Background: We sought to report our technical success and complications in treating distal anterior cerebral artery (ACA) aneurysms with coil embolization.
Methods: We retrospectively reviewed all patients undergoing coil embolization of distal ACA aneurysms from September 1999 to March 2008. Patients were assessed for subarachnoid hemorrhage, fundus size, and fundus-to-neck ratio (F/N) < 2 or >or= 2. Technical success for aneurysms was assessed according to established criteria immediately post-procedure and at 6-month angiographic follow-up. Post-procedural outcomes were measured using the modified Rankin Scale (mRS) at discharge. A mRS <or= 2 for ruptured aneurysms or no change from baseline for unruptured aneurysms was considered a good clinical outcome.
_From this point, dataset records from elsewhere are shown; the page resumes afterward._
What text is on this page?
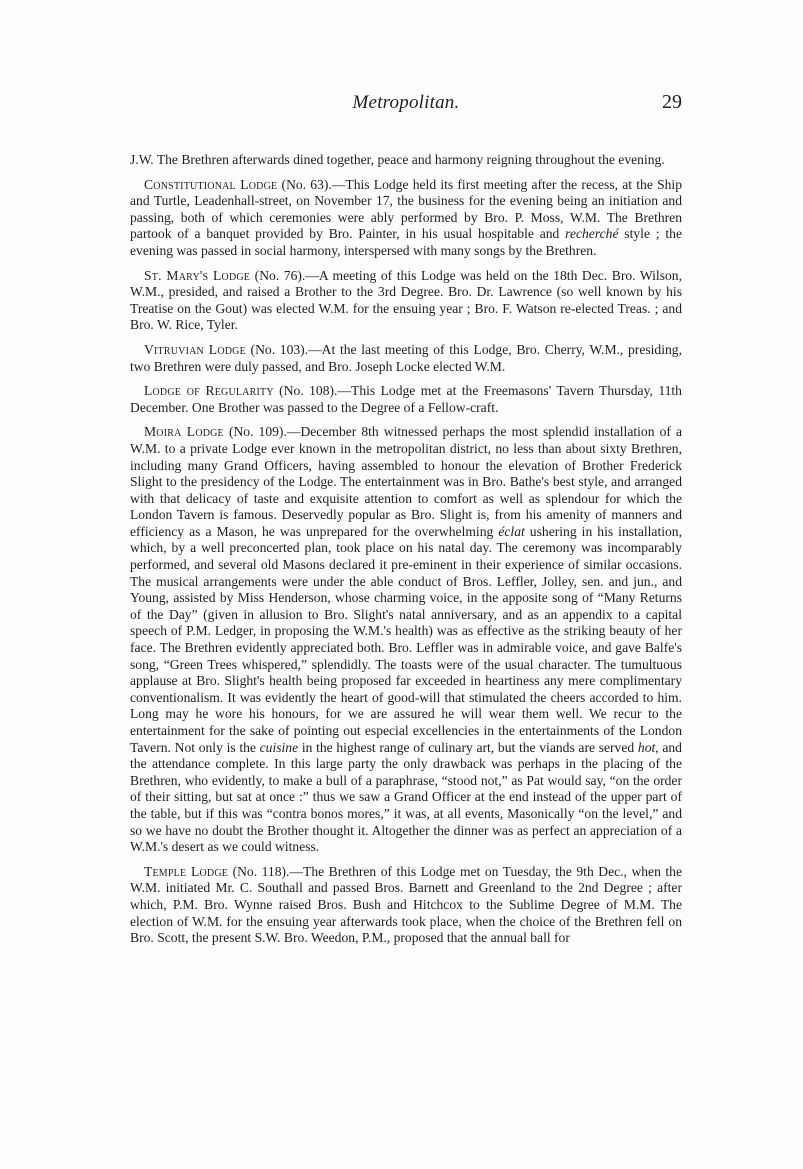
Metropolitan.	29

J.W. The Brethren afterwards dined together, peace and harmony reigning throughout the evening.

Constitutional Lodge (No. 63).—This Lodge held its first meeting after the recess, at the Ship and Turtle, Leadenhall-street, on November 17, the business for the evening being an initiation and passing, both of which ceremonies were ably performed by Bro. P. Moss, W.M. The Brethren partook of a banquet provided by Bro. Painter, in his usual hospitable and recherché style ; the evening was passed in social harmony, interspersed with many songs by the Brethren.

St. Mary's Lodge (No. 76).—A meeting of this Lodge was held on the 18th Dec. Bro. Wilson, W.M., presided, and raised a Brother to the 3rd Degree. Bro. Dr. Lawrence (so well known by his Treatise on the Gout) was elected W.M. for the ensuing year ; Bro. F. Watson re-elected Treas. ; and Bro. W. Rice, Tyler.

Vitruvian Lodge (No. 103).—At the last meeting of this Lodge, Bro. Cherry, W.M., presiding, two Brethren were duly passed, and Bro. Joseph Locke elected W.M.

Lodge of Regularity (No. 108).—This Lodge met at the Freemasons' Tavern Thursday, 11th December. One Brother was passed to the Degree of a Fellow-craft.

Moira Lodge (No. 109).—December 8th witnessed perhaps the most splendid installation of a W.M. to a private Lodge ever known in the metropolitan district, no less than about sixty Brethren, including many Grand Officers, having assembled to honour the elevation of Brother Frederick Slight to the presidency of the Lodge. The entertainment was in Bro. Bathe's best style, and arranged with that delicacy of taste and exquisite attention to comfort as well as splendour for which the London Tavern is famous. Deservedly popular as Bro. Slight is, from his amenity of manners and efficiency as a Mason, he was unprepared for the overwhelming éclat ushering in his installation, which, by a well preconcerted plan, took place on his natal day. The ceremony was incomparably performed, and several old Masons declared it pre-eminent in their experience of similar occasions. The musical arrangements were under the able conduct of Bros. Leffler, Jolley, sen. and jun., and Young, assisted by Miss Henderson, whose charming voice, in the apposite song of “Many Returns of the Day” (given in allusion to Bro. Slight's natal anniversary, and as an appendix to a capital speech of P.M. Ledger, in proposing the W.M.'s health) was as effective as the striking beauty of her face. The Brethren evidently appreciated both. Bro. Leffler was in admirable voice, and gave Balfe's song, “Green Trees whispered,” splendidly. The toasts were of the usual character. The tumultuous applause at Bro. Slight's health being proposed far exceeded in heartiness any mere complimentary conventionalism. It was evidently the heart of good-will that stimulated the cheers accorded to him. Long may he wore his honours, for we are assured he will wear them well. We recur to the entertainment for the sake of pointing out especial excellencies in the entertainments of the London Tavern. Not only is the cuisine in the highest range of culinary art, but the viands are served hot, and the attendance complete. In this large party the only drawback was perhaps in the placing of the Brethren, who evidently, to make a bull of a paraphrase, “stood not,” as Pat would say, “on the order of their sitting, but sat at once :” thus we saw a Grand Officer at the end instead of the upper part of the table, but if this was “contra bonos mores,” it was, at all events, Masonically “on the level,” and so we have no doubt the Brother thought it. Altogether the dinner was as perfect an appreciation of a W.M.'s desert as we could witness.

Temple Lodge (No. 118).—The Brethren of this Lodge met on Tuesday, the 9th Dec., when the W.M. initiated Mr. C. Southall and passed Bros. Barnett and Greenland to the 2nd Degree ; after which, P.M. Bro. Wynne raised Bros. Bush and Hitchcox to the Sublime Degree of M.M. The election of W.M. for the ensuing year afterwards took place, when the choice of the Brethren fell on Bro. Scott, the present S.W. Bro. Weedon, P.M., proposed that the annual ball for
Results: Based on an intention-to-treat principle, we attempted embolization of 28 distal ACA aneurysms in 26 patients and were technically successful in 26 aneurysms (93%). Our mean age was 58 +/- 11 years. Thirteen presented with acute rupture. Average aneurysm size was 5.7 +/- 2.8 mm in our cohort with 20/28 (71%) having an F/N >or= 2. Seventeen aneurysms with an F/N >or= 2 and 5 with an F/N < 2 were completely obliterated or had minimal neck remnants at the end of the procedure (79%). Fourteen aneurysms underwent 6-month angiographic follow-up and were either completely obliterated or had a minimal residual neck remnant. Clinical outcomes were good in 12/13 unruptured patients (93%) at the time of discharge and in 6/13 ruptured patients (46%) with 90-day follow-up. Three patients had ischemic complications that were considered non-disabling, and 2 patients died from complications related to their initial subarachnoid hemorrhage. Two patients had an aborted procedure from failure to catheterize the aneurysm.
Conclusion: Endovascular treatment of distal ACA aneurysms can achieve good technical and clinical outcomes.